Michael deu mais um passo à frente.

— Senhor Lark. - disse, em tom firme. - A fraternidade alterou seus protocolos recentemente. O senhor aceitou, por livre e espontânea vontade, agir a favor de nossos planos. Concordou com os termos. Portanto, sou eu quem não entendo.

— O... o que você não entende? - o homem passou a tremer mais rápido.

— Por que está com medo? - Michael inclinou seu rosto para vê-lo melhor. - Como um assassino como o senhor, inescrupuloso e preciso, pode estar neste estado? Você não leu o contrato que lhe mandaram por encomenda?

O refém passou a balançar a cabeça em negação freneticamente, desesperando-se mais e mais.

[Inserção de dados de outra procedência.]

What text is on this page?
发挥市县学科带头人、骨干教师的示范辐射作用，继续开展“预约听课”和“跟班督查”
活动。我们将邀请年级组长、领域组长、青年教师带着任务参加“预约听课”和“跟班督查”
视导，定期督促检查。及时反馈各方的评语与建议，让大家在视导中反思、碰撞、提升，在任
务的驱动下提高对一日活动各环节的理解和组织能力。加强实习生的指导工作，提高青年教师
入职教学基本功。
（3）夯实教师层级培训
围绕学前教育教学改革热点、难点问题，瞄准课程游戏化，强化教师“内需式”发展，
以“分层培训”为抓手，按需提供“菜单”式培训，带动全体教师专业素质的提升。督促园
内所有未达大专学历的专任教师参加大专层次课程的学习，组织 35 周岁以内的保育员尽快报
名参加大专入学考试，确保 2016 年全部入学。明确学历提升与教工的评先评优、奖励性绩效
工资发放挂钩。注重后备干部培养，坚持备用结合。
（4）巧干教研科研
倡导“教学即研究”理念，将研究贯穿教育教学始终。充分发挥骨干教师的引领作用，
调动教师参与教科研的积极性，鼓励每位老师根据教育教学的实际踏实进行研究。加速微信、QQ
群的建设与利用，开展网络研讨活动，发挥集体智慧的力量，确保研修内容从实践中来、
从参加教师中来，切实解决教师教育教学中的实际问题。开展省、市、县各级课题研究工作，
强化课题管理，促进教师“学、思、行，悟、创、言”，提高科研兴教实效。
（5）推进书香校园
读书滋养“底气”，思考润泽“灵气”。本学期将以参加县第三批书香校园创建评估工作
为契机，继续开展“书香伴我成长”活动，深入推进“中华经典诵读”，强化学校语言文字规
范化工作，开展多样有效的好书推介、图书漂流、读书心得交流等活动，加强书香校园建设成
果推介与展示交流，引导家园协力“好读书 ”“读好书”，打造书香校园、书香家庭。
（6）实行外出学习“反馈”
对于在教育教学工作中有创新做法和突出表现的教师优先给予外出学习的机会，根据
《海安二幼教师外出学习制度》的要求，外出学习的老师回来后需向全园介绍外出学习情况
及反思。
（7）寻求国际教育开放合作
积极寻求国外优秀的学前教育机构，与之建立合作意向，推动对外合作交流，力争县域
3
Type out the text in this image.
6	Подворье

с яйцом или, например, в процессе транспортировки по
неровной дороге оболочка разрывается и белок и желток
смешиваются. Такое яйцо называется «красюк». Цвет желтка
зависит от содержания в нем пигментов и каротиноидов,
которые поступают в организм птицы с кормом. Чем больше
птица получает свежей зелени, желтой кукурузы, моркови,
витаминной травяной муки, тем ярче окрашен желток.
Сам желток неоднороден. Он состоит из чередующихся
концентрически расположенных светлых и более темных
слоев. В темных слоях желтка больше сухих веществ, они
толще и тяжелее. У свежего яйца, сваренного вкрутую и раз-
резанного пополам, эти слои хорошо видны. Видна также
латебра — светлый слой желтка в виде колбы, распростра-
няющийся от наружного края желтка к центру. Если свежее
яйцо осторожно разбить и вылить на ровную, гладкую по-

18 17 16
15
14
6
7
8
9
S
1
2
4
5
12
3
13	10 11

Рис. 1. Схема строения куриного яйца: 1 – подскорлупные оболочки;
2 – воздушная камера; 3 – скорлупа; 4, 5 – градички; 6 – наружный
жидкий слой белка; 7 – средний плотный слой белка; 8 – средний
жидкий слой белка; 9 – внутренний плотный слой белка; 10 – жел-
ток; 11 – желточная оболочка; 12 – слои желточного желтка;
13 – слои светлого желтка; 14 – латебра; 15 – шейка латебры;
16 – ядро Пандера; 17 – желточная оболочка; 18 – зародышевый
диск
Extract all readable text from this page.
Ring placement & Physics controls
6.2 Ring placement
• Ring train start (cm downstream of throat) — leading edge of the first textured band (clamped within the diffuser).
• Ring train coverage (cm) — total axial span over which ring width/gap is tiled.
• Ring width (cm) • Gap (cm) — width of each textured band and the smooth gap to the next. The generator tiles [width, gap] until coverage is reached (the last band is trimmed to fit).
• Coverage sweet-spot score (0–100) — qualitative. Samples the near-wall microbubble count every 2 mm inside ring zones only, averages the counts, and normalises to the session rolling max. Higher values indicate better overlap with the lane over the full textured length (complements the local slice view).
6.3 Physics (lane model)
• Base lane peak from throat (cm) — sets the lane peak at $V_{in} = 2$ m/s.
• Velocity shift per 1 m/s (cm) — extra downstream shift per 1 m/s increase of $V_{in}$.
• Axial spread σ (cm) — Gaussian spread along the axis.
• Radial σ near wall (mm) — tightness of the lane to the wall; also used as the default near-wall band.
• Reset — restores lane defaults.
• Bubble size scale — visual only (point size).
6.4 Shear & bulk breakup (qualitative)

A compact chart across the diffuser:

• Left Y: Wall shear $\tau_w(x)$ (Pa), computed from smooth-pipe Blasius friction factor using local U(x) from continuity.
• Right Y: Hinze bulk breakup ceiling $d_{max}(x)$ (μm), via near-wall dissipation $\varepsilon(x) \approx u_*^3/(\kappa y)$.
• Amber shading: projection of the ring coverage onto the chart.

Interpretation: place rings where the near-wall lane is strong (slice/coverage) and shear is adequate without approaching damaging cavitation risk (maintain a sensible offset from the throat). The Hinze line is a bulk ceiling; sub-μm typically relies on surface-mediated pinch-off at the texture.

— Eu sinto muito... só li o parágrafo que dizia sobre a recompensa. - fez uma pausa, tentando lembrar do valor. - 20 milhões de euros! Você prometeu!

— Então dinheiro é mais honroso do que participar de nossas atividades? É isto que quer dizer?

— Não! - o homem olhou de relance para os dois lados. - Não é isso... Eu só não esperava que fosse chegar à esse ponto! E é claro, isso me dá medo, muito medo!

Michael dera uma risada baixa, evidenciando a covinha em suas bochechas.

— Não precisa ter medo de trabalhar conosco. - e inclinou mais sua face, deixando a luz da chama ilumina-la por completo. - Apenas tenha medo de recusar nossas propostas.

Lark remexeu os ombros em espanto. As pesadas algemas lhe apertavam os pulsos que certamente deixariam marcas. Sentiu o peso do arrependimento como uma bigorna afundando sua cabeça.

— O que vão fazer comigo? - disse, quase aos prantos.

Uma lágrima rolou pelo rosto do assassino, tomando brilho pela luz da chama.

Michael nem respondeu. Fez um gesto com os dedos e uma mão surgira da escuridão por detrás dele, lhe entregando o que parecia ser um ferro de marcar. Expondo o objeto à luz, revelou a ponta do mesmo como sendo um círculo "cortado" por uma linha curva.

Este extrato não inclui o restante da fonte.